Edited by Fighteer on Oct 3rd 2020 at 4:24:46 AM
"It's Occam's Shuriken! If the answer is elusive, never rule out ninjas!"
In part that's because he's so unpredictable by nature, but we have seen direct changes in his actions based on his sense of his public image, whether it be support or humiliation. He cannot stand any direct attack on his ego.
Edited by Fighteer on Oct 3rd 2020 at 4:26:07 AM
"It's Occam's Shuriken! If the answer is elusive, never rule out ninjas!"![]()
Because I have enough self-awareness to know it's wrong. It's a guilty pleasure, not something that should be normalized or encouraged as virtuous and unironically desirable. There's a reason An Eye For Our Eye is now understood to be barbaric.
It's not like some people on these forums haven't said some incredibly toxic and hurtful things that I could and should take glee in their suffering over, or that I should be encouraged to respond with cruel statements of my own, and by that logic be totally justified, but I don't, because I realize that's immoral.
I'm not claiming that people being happy about this are necessarily wrong, because again Trump is an extreme case. But for that same reason it should not be normalized, and Spartan's implication that harboring passionate hatred for others is a sign of moral goodness and a behavior that society should encourage as virtuous, is something I find deeply unhealthy.
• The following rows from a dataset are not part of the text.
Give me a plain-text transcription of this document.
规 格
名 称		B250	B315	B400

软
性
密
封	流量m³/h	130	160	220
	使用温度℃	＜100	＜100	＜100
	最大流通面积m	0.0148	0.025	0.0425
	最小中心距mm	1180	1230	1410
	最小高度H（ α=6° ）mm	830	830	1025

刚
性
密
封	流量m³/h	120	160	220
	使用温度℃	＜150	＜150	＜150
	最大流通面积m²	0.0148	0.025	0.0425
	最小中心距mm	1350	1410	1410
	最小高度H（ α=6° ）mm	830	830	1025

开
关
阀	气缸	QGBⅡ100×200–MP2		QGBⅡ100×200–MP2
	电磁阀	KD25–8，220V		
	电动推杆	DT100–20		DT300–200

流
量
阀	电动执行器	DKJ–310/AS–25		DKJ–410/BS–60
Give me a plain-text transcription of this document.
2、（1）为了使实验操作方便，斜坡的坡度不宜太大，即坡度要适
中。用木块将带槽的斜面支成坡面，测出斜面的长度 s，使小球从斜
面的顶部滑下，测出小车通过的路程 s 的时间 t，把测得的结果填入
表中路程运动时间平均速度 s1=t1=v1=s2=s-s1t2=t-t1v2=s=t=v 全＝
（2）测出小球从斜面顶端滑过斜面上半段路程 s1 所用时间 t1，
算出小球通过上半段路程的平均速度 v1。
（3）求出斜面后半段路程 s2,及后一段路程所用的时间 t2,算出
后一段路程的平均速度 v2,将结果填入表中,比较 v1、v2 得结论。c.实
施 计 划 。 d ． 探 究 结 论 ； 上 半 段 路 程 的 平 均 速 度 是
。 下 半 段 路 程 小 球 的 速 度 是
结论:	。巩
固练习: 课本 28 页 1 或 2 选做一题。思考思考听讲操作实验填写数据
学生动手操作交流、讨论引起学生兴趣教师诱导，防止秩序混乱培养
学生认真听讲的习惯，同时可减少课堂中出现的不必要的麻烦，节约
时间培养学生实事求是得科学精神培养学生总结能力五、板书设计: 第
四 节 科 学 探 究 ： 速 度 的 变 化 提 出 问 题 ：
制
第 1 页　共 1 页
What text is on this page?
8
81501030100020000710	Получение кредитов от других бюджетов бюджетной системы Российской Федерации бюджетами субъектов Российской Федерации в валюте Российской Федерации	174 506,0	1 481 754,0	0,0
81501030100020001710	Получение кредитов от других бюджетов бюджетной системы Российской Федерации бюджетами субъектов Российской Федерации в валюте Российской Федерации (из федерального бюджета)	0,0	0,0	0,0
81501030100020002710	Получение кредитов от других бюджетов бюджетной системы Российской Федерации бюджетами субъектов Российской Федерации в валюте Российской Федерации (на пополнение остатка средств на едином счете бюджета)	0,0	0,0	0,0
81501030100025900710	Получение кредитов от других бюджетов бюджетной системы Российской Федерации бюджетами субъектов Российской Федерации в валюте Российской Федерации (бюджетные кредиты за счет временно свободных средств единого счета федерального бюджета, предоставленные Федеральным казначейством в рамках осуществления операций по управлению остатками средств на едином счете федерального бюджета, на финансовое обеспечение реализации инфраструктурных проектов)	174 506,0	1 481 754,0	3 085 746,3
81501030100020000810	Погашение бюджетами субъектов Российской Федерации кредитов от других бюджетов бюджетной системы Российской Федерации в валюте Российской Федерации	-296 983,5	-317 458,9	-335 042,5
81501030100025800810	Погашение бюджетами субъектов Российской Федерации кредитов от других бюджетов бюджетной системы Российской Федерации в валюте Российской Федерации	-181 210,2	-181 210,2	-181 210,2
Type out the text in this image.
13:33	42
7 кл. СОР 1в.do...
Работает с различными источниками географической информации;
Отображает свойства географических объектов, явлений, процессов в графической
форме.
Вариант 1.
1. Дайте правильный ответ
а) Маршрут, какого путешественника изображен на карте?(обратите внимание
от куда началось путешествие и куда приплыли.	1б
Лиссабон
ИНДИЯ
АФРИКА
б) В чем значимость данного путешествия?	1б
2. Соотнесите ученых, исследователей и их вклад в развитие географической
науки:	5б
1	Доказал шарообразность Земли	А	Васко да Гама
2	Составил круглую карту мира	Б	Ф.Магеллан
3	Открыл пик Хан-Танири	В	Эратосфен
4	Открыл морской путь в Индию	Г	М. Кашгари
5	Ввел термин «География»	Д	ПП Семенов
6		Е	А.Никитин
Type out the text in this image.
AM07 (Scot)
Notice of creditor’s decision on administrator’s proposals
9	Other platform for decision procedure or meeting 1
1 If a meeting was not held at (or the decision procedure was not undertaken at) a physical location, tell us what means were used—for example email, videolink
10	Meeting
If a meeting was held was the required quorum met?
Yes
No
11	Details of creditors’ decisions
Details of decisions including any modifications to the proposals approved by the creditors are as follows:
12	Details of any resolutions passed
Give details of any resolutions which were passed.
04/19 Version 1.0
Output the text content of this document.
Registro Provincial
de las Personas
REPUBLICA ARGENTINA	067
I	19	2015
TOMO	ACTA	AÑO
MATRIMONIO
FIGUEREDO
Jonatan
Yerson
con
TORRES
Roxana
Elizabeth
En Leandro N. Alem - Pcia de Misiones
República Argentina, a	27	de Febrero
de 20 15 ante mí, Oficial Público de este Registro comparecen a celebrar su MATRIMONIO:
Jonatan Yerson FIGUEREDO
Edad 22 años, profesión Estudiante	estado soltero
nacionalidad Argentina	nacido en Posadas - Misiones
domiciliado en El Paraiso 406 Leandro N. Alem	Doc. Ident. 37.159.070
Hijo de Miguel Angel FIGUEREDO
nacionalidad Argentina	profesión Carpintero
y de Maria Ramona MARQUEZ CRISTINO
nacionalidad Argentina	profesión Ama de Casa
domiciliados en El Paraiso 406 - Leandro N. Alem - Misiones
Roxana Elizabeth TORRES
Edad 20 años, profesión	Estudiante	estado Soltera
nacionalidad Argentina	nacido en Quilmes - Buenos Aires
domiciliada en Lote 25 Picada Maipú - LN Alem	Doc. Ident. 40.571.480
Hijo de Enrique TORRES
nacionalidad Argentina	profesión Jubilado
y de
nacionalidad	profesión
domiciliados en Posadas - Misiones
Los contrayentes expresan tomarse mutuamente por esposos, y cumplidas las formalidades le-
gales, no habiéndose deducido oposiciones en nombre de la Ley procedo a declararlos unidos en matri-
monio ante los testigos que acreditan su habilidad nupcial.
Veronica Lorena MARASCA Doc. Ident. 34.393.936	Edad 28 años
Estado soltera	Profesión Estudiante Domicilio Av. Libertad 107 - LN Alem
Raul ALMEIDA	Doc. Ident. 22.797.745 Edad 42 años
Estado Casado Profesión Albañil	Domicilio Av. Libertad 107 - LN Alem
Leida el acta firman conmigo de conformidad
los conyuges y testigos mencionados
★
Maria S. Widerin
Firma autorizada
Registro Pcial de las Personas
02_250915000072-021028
Edited by AlleyOop on Oct 3rd 2020 at 6:20:49 AM
Wikipedia says that while the raid on OB Ls compound wasn’t an explicit “kill no matter what” mission the exception was that they’d kill him.
Then I’d suggest having the self-awareness to recognise when is a good time to take a moralist stance on unhealthy behaviour and when it just gets people angry.
Edited by Silasw on Oct 3rd 2020 at 8:31:32 AM
“And the Bunny nails it!” ~ Gabrael “If the UN can get through a day without everyone strangling everyone else so can we.” ~ Cyran

@Kayeka Hardly. Trump's death is going to cause chaos in the Republican campaign as various factions try to take over the empty throne, leaving the way open for Biden and the Democrats to prevent more voter suppression from happening and letting Biden's campaign reach people undisturbed by Trump screaming.